Welcome to the website woven for wordaholics, logolepts, and verbivores. Carnivores eat meat; herbivores eat plants and vegetables; verbivores devour words. If you are heels over head (as well as head over heels) in love with words, tarry here a while to graze or, perhaps, feast on the English language. Ours is the only language in which you drive in a parkway and park in a driveway and your nose can run and your feet can smell.

 

November 12-18 is National Bible Week, a time meant to celebrate the power of the Bible in so many lives. The word bible derives from the Greek biblia, which means “books.” Indeed, the Bible is a whole library of books that contain many different kinds of literature — history, narrative, short stories, poetry, philosophy, riddles, fables, allegories, letters and drama. Many parts of the Bible are highly dramatic because they show in detail the sweep of grand events as experienced by a vivid and diverse cast of persons.

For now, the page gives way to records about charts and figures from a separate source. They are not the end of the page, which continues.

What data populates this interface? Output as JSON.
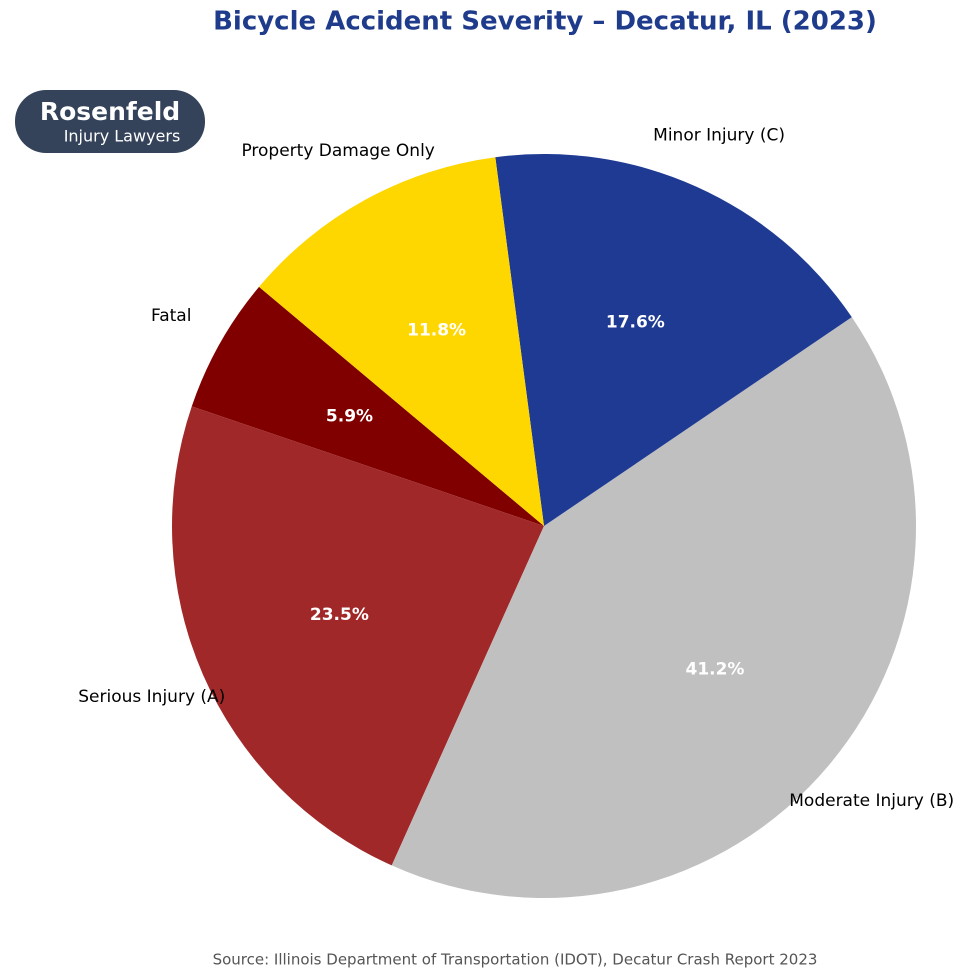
{
  "chart_data": {
    "type": "pie",
    "title": "Bicycle Accident Severity – Decatur, IL (2023)",
    "categories": [
      "Fatal",
      "Serious Injury (A)",
      "Moderate Injury (B)",
      "Minor Injury (C)",
      "Property Damage Only"
    ],
    "values": [
      5.9,
      23.5,
      41.2,
      17.6,
      11.8
    ],
    "value_labels": [
      "5.9%",
      "23.5%",
      "41.2%",
      "17.6%",
      "11.8%"
    ],
    "colors": [
      "#800000",
      "#a12828",
      "#c0c0c0",
      "#1f3a93",
      "#ffd700"
    ],
    "source": "Source: Illinois Department of Transportation (IDOT), Decatur Crash Report 2023"
  },
  "logo": {
    "name": "Rosenfeld",
    "tagline": "Injury Lawyers"
  }
}
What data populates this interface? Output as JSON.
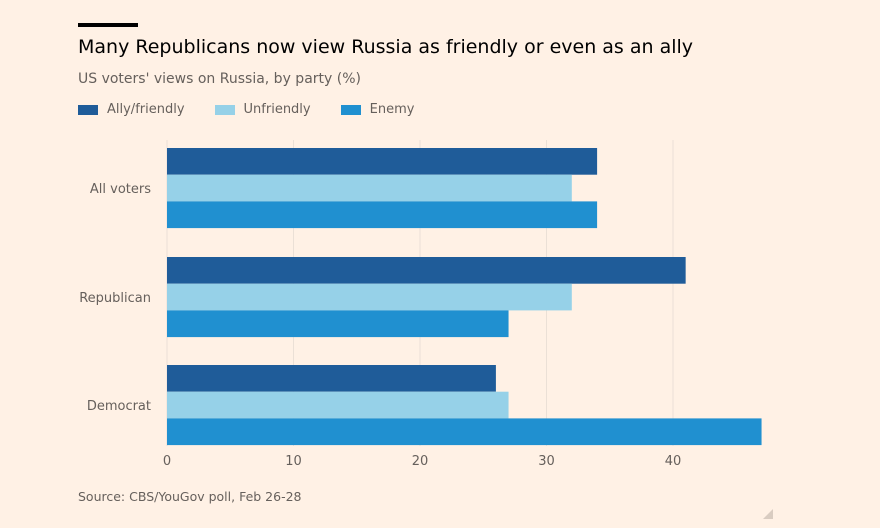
{
  "title": "Many Republicans now view Russia as friendly or even as an ally",
  "subtitle": "US voters' views on Russia, by party (%)",
  "source": "Source: CBS/YouGov poll, Feb 26-28",
  "chart_data": {
    "type": "bar",
    "orientation": "horizontal",
    "categories": [
      "All voters",
      "Republican",
      "Democrat"
    ],
    "series": [
      {
        "name": "Ally/friendly",
        "color": "#1f5c99",
        "values": [
          34,
          41,
          26
        ]
      },
      {
        "name": "Unfriendly",
        "color": "#96d1e8",
        "values": [
          32,
          32,
          27
        ]
      },
      {
        "name": "Enemy",
        "color": "#2090d0",
        "values": [
          34,
          27,
          47
        ]
      }
    ],
    "xlim": [
      0,
      47
    ],
    "xticks": [
      "0",
      "10",
      "20",
      "30",
      "40"
    ],
    "grid": true,
    "legend": "top-left"
  }
}
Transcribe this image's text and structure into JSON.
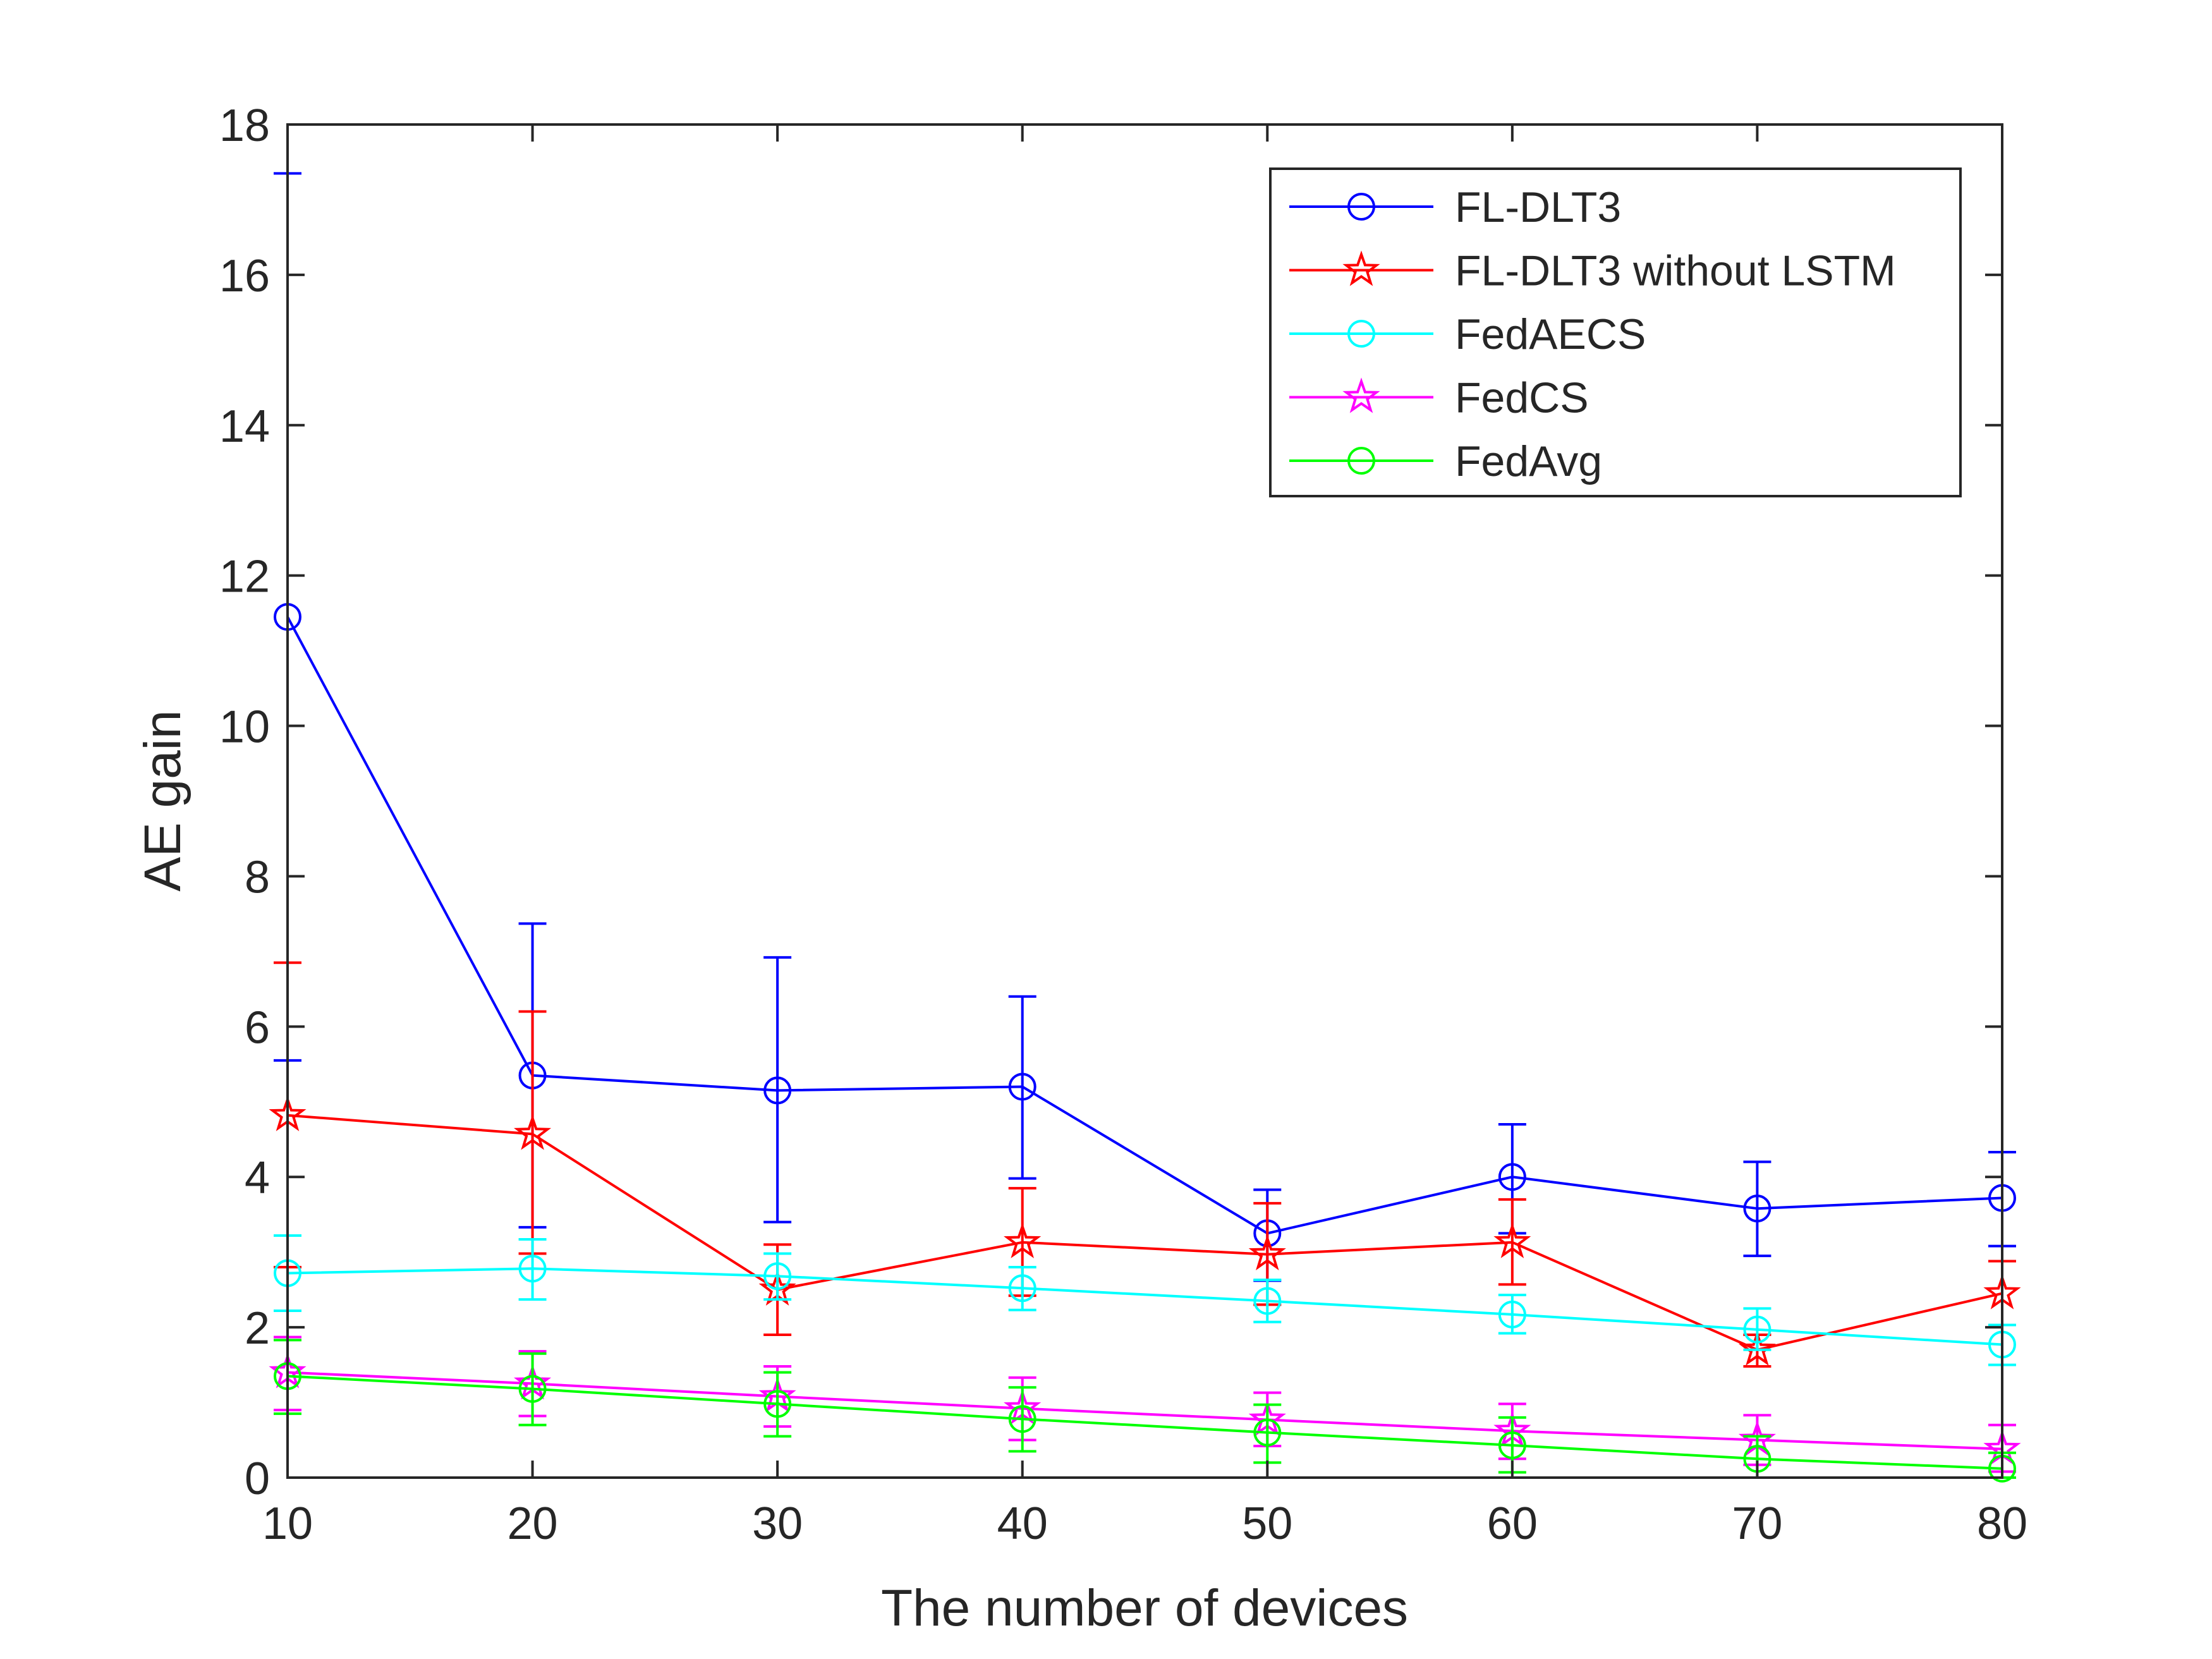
{
  "chart_data": {
    "type": "line",
    "title": "",
    "xlabel": "The number of devices",
    "ylabel": "AE gain",
    "x": [
      10,
      20,
      30,
      40,
      50,
      60,
      70,
      80
    ],
    "xlim": [
      10,
      80
    ],
    "ylim": [
      0,
      18
    ],
    "xticks": [
      10,
      20,
      30,
      40,
      50,
      60,
      70,
      80
    ],
    "yticks": [
      0,
      2,
      4,
      6,
      8,
      10,
      12,
      14,
      16,
      18
    ],
    "grid": false,
    "legend_position": "top-right",
    "series": [
      {
        "name": "FL-DLT3",
        "color": "#0000ff",
        "marker": "circle",
        "values": [
          11.45,
          5.35,
          5.15,
          5.2,
          3.25,
          4.0,
          3.58,
          3.72
        ],
        "err_low": [
          5.55,
          3.33,
          3.4,
          3.98,
          2.62,
          3.25,
          2.95,
          3.08
        ],
        "err_high": [
          17.35,
          7.37,
          6.92,
          6.4,
          3.83,
          4.7,
          4.2,
          4.33
        ]
      },
      {
        "name": "FL-DLT3 without LSTM",
        "color": "#ff0000",
        "marker": "star",
        "values": [
          4.82,
          4.57,
          2.5,
          3.13,
          2.97,
          3.13,
          1.7,
          2.45
        ],
        "err_low": [
          2.8,
          2.98,
          1.9,
          2.42,
          2.3,
          2.57,
          1.48,
          2.03
        ],
        "err_high": [
          6.85,
          6.2,
          3.1,
          3.85,
          3.65,
          3.7,
          1.9,
          2.88
        ]
      },
      {
        "name": "FedAECS",
        "color": "#00ffff",
        "marker": "circle",
        "values": [
          2.72,
          2.78,
          2.68,
          2.52,
          2.35,
          2.17,
          1.97,
          1.77
        ],
        "err_low": [
          2.22,
          2.37,
          2.37,
          2.23,
          2.07,
          1.92,
          1.7,
          1.5
        ],
        "err_high": [
          3.22,
          3.17,
          2.98,
          2.8,
          2.63,
          2.43,
          2.25,
          2.03
        ]
      },
      {
        "name": "FedCS",
        "color": "#ff00ff",
        "marker": "star",
        "values": [
          1.4,
          1.25,
          1.08,
          0.92,
          0.77,
          0.62,
          0.5,
          0.38
        ],
        "err_low": [
          0.9,
          0.82,
          0.68,
          0.5,
          0.42,
          0.25,
          0.17,
          0.08
        ],
        "err_high": [
          1.87,
          1.68,
          1.48,
          1.33,
          1.13,
          0.98,
          0.83,
          0.7
        ]
      },
      {
        "name": "FedAvg",
        "color": "#00ff00",
        "marker": "circle",
        "values": [
          1.35,
          1.18,
          0.98,
          0.78,
          0.6,
          0.43,
          0.25,
          0.12
        ],
        "err_low": [
          0.85,
          0.7,
          0.55,
          0.35,
          0.2,
          0.07,
          0.0,
          0.0
        ],
        "err_high": [
          1.83,
          1.65,
          1.4,
          1.2,
          0.97,
          0.8,
          0.55,
          0.33
        ]
      }
    ]
  }
}
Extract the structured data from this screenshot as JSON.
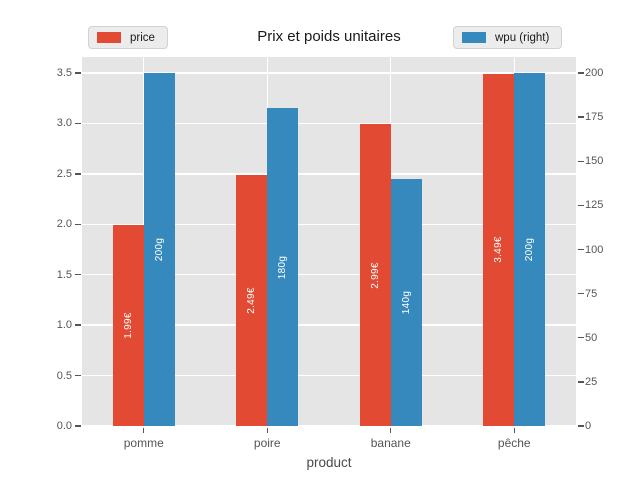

While the spiritual values of the Bible are almost universally recognized, the enduring effect of the Bible on the English language is often overlooked. The fact is, though, that a great number of biblical words, references and expressions have become part of our everyday speech, so that even people who don’t read the Bible carry its text on their tongues.

Not long ago, Peter Gold, a 25-year-old medical student at Tulane University in New Orleans, stopped his car when he saw a man forcibly dragging a woman to another car. When Gold got out of his automobile and tried to help the victim, the criminal shot him in the stomach. The media immediately dubbed Gold, who recovered from his wound, a Good Samaritan. Good Samaritan is a reference to a parable of Jesus found in the Gospel of Luke 10:30-37. In the story, a man traveling from Jerusalem to Jericho was attacked by thieves and left by the side of the road half dead. After other men passed by, a Samaritan came upon the victim and pitied him, binding up his wounds and taking him to an inn to recover.

Here is a sampling of other biblically inspired words:

  • talent. In ancient times, a talent was a unit of weight, and this weight of silver or gold constituted a monetary unit, one that figures prominently in a famous parable of Jesus: “For the kingdom of heaven is as a man travelling into a far country, who called his own servants, and delivered unto them his goods. And unto one he gave five talents, to another two, and to another one; to every man according to his several ability.” (Matthew 25:14-15). The most common modern meaning of the word talent — some special, often God-given ability or aptitude — is a figurative extension of the parable.
  • maudlin. In Mark 16: 9-10, we read, “Now when Jesus was risen early the first day of the week, he appeared first before Mary Magdalene, out of whom he had cast seven devils. And she went and told them that she had been with him, and they mourned and wept.” Medieval and Renaissance painters portrayed a tearful Mary Magdalene so sentimentally that, over the years, her name was transformed into the word maudlin, which now means “tearfully sentimental.”
  • shibboleth. In the Book of Judges 12:5-6, we learn about a conflict between the peoples of Gilead and Ephraim: “And the Gileadites took the passages of Jordan before the Ephraimites; and it was so, that when those Ephraimites which were escaped said, Let me go over; that the men of Gilead said unto him, Art thou an Ephraimite? If he said, Nay; then they said unto him, Say now shibboleth.” Because the Ephraimites didn’t have the sh sound in their language, they could not pronounce the word correctly, and 42,000 of them were slain. That’s how the word shibboleth, originally “ear of corn,” has acquired the meaning that it has today: a password, catchword, or slogan that distinguishes one group from the other.
  • When we call an obstacle a stumbling block, we are knowingly or unknowingly, echoing Leviticus 19:14: “Thou shalt not curse the deaf, nor put a stumbling block before the blind, but shalt fear thy God.”
  • The Bible provides two words to describe something of enormous size. In Isaiah 27:1, we read, “The Lord with his sore and great and strong sword shall punish leviathan, the piercing serpent, even leviathan, that crooked serpent; and he shall slay the dragon that is in the sea.” And in Job 40: 15, 23, we find, “Behold now behemoth, which I made with thee. . . . Behold, he drinketh up a river and hasteth not; he trusteth that he can draw up Jordan in his mouth.”